We implement appropriate technical and organisational measures to protect your personal data against unauthorised access, alteration, disclosure, or destruction. These measures include:


  • Encrypting data in transit using industry-standard protocols (TLS/HTTPS).

  • Restricting access to personal data to authorised personnel only, on a need-to-know basis.

  • Using cloud services and hosting providers that offer robust security controls and maintain relevant certifications.

  • Verifying the authenticity of automated data feeds using cryptographic signature checks to prevent unauthorised data injection.

  • Conducting periodic reviews of our data processing activities and the security posture of third-party providers.


9. Data Breaches


Cognatio Lab Limited will promptly investigate and report any data breaches to the Information Commissioner's Office (ICO) within 72 hours, if required, and notify affected individuals where necessary.


10. Cookies and Tracking


Our website uses cookies and similar tracking technologies to enhance your experience and analyse how our website is used. You can manage your cookie preferences through your browser settings or through our cookie consent tool.

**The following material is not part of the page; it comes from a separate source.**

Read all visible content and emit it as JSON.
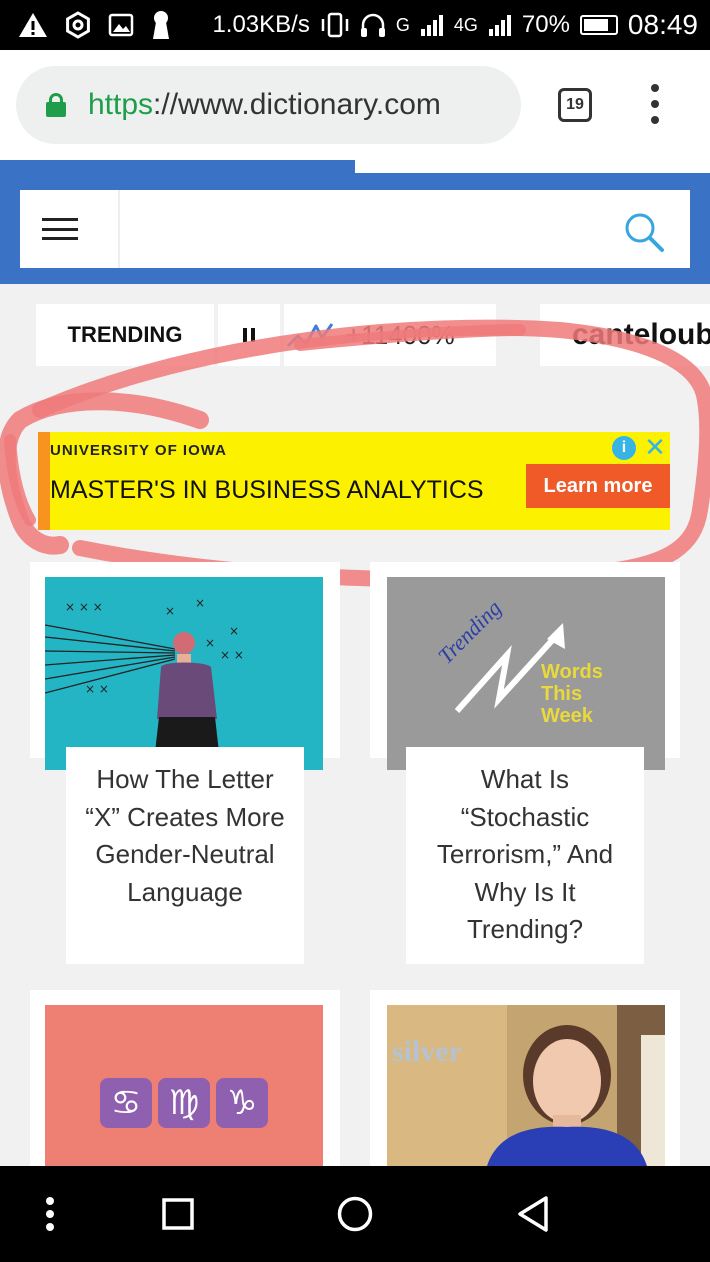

For more detail, please see our separate Cookie Policy.


11. Third-Party Links


Our website and communications may contain links to third-party websites, including professional networking platforms. We are not responsible for the privacy practices of those sites and encourage you to review their privacy policies before providing any personal information.


12. International Data Transfers


Some of the third-party service providers we use, including providers of CRM systems, AI processing services, and cloud infrastructure, may be based outside the United Kingdom or the European Economic Area (EEA), including in the United States.


Where your data is transferred to a country that does not benefit from a UK adequacy decision, we ensure it is protected by one or more of the following mechanisms:


  • Standard Contractual Clauses (SCCs) approved by the relevant supervisory authority.

  • UK International Data Transfer Agreements (IDTAs), where applicable.

  • Other lawful transfer mechanisms approved under UK GDPR.


We take care to select third-party providers that maintain high data protection standards and, where possible, offer EU or UK data residency options to minimise the need for international transfers.


13. Changes to This Privacy Policy


We may update this Privacy Policy from time to time to reflect changes in our practices, the tools we use, or our legal obligations. The latest version will always be available on our website with the effective date shown at the top.


Where a change is material (for example, where we introduce a new category of processing that significantly affects your rights), we will take reasonable steps to bring it to your attention.


14. Contact Us


If you have questions, concerns, or requests regarding this Privacy Policy, please contact us at:


Data Controller

Cognatio Lab Limited

ICO Registration Reference: ZB886925

Email: info@cognatio-lab.com


You also have the right to lodge a complaint with the Information Commissioner's Office (ICO) at ico.org.uk or by calling 0303 123 1113.


By using our services, you agree to the terms of this Privacy Policy. Thank you for trusting Cognatio Lab Limited with your personal information.